Barbee challenged board members to Google “ ‘school nurse saves lives’ and see what comes up in your Google feed. I want you to Google ‘student dies at school. No nurse present’ ” and look at the results.
“Is that a liability you’re willing to take? There are 10 days in June right now that might happen.”
The nurses have offered suggestions that would help increase the pool of substitute nurses, Barbee said, but they haven’t been heeded.
School board member Tim Bart said this is “the first I’ve heard" of the nurse shortage.
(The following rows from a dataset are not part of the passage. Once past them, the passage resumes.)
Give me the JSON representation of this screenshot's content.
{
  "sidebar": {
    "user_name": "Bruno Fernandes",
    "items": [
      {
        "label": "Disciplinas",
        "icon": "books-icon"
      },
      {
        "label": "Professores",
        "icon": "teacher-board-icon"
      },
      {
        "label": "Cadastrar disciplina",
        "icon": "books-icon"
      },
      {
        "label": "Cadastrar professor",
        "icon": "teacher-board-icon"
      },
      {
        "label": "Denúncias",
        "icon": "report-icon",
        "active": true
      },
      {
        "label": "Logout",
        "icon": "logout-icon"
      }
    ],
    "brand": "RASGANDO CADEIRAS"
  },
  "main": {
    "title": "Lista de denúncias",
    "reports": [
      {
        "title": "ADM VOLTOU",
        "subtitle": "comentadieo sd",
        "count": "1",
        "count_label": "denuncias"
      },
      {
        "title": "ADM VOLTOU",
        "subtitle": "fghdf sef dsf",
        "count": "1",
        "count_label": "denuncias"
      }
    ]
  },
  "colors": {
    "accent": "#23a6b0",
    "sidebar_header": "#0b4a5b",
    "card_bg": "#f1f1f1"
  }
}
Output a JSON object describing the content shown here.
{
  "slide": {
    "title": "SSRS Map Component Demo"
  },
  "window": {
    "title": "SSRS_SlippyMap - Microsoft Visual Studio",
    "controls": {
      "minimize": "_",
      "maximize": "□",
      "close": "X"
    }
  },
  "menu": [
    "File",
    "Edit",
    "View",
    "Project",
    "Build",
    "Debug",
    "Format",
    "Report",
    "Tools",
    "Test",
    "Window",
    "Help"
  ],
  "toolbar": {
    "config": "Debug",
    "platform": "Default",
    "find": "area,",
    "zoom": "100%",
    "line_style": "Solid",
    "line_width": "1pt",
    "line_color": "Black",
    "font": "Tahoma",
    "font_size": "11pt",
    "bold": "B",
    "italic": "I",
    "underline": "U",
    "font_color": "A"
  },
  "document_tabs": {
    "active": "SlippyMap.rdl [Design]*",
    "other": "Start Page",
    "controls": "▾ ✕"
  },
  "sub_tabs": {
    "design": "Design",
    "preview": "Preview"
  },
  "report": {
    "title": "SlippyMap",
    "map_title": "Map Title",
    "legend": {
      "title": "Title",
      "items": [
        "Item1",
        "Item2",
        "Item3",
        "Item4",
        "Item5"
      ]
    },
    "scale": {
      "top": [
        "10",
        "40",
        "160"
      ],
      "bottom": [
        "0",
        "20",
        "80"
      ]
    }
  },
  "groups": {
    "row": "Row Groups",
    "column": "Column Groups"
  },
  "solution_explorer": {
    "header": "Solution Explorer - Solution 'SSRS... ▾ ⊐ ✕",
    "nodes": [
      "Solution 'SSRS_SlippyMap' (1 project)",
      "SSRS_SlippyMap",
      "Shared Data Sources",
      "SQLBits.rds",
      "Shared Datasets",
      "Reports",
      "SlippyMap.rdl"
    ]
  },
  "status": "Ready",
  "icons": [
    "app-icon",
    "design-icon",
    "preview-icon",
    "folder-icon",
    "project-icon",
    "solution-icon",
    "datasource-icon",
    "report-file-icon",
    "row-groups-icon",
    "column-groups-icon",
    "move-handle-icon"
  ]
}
“This needs to be solved before students come into the building” on Wednesday, said Copeland.
After this article was first published, Voorhees sent this official response to TAPinto, which we publish here in its entirety:
Student medical data
The correct name of the service vendor is Healthmaster. This is a subscription service. The vendor will be extending the subscription through the end of the school year.
The district has been working to improve the number of substitute nurses employed. We currently have six sub nurses within our Board approved sub pool. We will be interviewing another nurse soon. The district has been investigating sub nursing rates to determine if increasing the per diem rate would attract more interest. It appears our current rate falls in line with other schools. We are also exploring the possibility of working with Hunterdon Medical Center to contract substitute nurses if needed. We will continue to work diligently to address the need for substitute nurse coverage.